Esperanza Rising by Pam Muñoz Ryan is the story of a Mexican girl and her mother forced to make their way to the United States during the Great Depression. This novel provides a Mexican-American perspective of the 1930’s; illustrative of the struggles faced by Mexicans as they adapted to American way of life. I remember that when I read this book, I was amazed by the similarities between “Esperanza” and me. My father had crossed into the United States illegally, just a few decades after “Esperanza.” He has told me stories of his first jobs and his living conditions as a “mojado.” In the early 1970s, he left Texas and made his way to Bakersfield, California to pick grapes.

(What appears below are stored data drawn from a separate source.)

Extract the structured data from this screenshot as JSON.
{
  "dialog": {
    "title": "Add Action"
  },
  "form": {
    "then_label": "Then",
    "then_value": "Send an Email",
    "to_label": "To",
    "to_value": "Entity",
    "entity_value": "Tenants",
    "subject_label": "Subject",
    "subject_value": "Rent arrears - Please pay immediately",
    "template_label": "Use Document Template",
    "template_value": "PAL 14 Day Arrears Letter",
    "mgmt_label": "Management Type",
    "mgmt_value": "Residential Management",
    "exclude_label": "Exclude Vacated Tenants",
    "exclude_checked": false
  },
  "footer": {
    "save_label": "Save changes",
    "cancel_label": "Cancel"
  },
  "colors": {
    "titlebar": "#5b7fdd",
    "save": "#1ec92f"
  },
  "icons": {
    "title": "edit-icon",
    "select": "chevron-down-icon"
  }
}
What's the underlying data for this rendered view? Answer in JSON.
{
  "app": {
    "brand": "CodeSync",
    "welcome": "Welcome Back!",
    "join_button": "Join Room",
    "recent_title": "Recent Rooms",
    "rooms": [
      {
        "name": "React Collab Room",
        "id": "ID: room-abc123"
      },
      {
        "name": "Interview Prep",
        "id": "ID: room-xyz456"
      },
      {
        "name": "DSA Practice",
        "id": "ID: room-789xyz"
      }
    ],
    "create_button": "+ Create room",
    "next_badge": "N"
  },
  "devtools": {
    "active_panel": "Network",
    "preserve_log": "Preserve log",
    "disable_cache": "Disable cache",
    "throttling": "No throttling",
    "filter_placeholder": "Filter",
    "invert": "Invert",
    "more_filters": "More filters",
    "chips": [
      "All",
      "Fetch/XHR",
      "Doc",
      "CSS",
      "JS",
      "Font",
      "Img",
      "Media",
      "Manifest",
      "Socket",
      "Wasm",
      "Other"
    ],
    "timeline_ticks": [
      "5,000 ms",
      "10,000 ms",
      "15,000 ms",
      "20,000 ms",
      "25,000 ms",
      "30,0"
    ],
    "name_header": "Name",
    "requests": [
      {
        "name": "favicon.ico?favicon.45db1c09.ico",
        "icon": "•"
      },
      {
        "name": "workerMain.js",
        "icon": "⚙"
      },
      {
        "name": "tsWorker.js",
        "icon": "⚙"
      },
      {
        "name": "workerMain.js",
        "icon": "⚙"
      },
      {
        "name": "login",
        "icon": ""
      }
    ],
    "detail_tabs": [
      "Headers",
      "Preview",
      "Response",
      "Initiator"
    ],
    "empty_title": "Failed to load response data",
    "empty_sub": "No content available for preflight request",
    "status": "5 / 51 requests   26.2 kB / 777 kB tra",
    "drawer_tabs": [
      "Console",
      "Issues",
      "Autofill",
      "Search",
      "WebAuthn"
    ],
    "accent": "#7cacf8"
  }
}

He remembers ending his shifts with an aching back and hands black as the dirt under his feet. Elizabeth’s parents and ancestors had also been workers of the field. For Elizabeth’s parents, life in the United States consisted of picking pickles, apples, tomatoes and strawberries. By the time Elizabeth was born, her family had already changed life styles. For one summer though, Elizabeth’s parents decided to give their children a taste of the migrant life. Elizabeth was only 9 years old when she traveled with her family to Freemont, Ohio. There, she experienced the difficulties that came with working in the fields, and the emotions that are felt when being culturally isolated.
While many of our resources and activities regarding the Great Depression include the traditional “Okie” experience, we often fail to acknowledge the lives of other individuals whom also lived through this hardship. As a History or Spanish teacher, we can use this book (or the translated version) as a form of engaging our students in literacy. Students will be more interested in reading about the Great Depression if the material is meaningful to them. Being that the majority of the students in the Rio Grande Valley are of Hispanic descent, they have probably experienced or heard of a similar situation as migrant working. The students will be more attentive to the subject since many of our parents and grandparents once migrated to this country. Just like Elizabeth and myself, I know that students will feel a strong connection to the book, and will be drawn to literacy.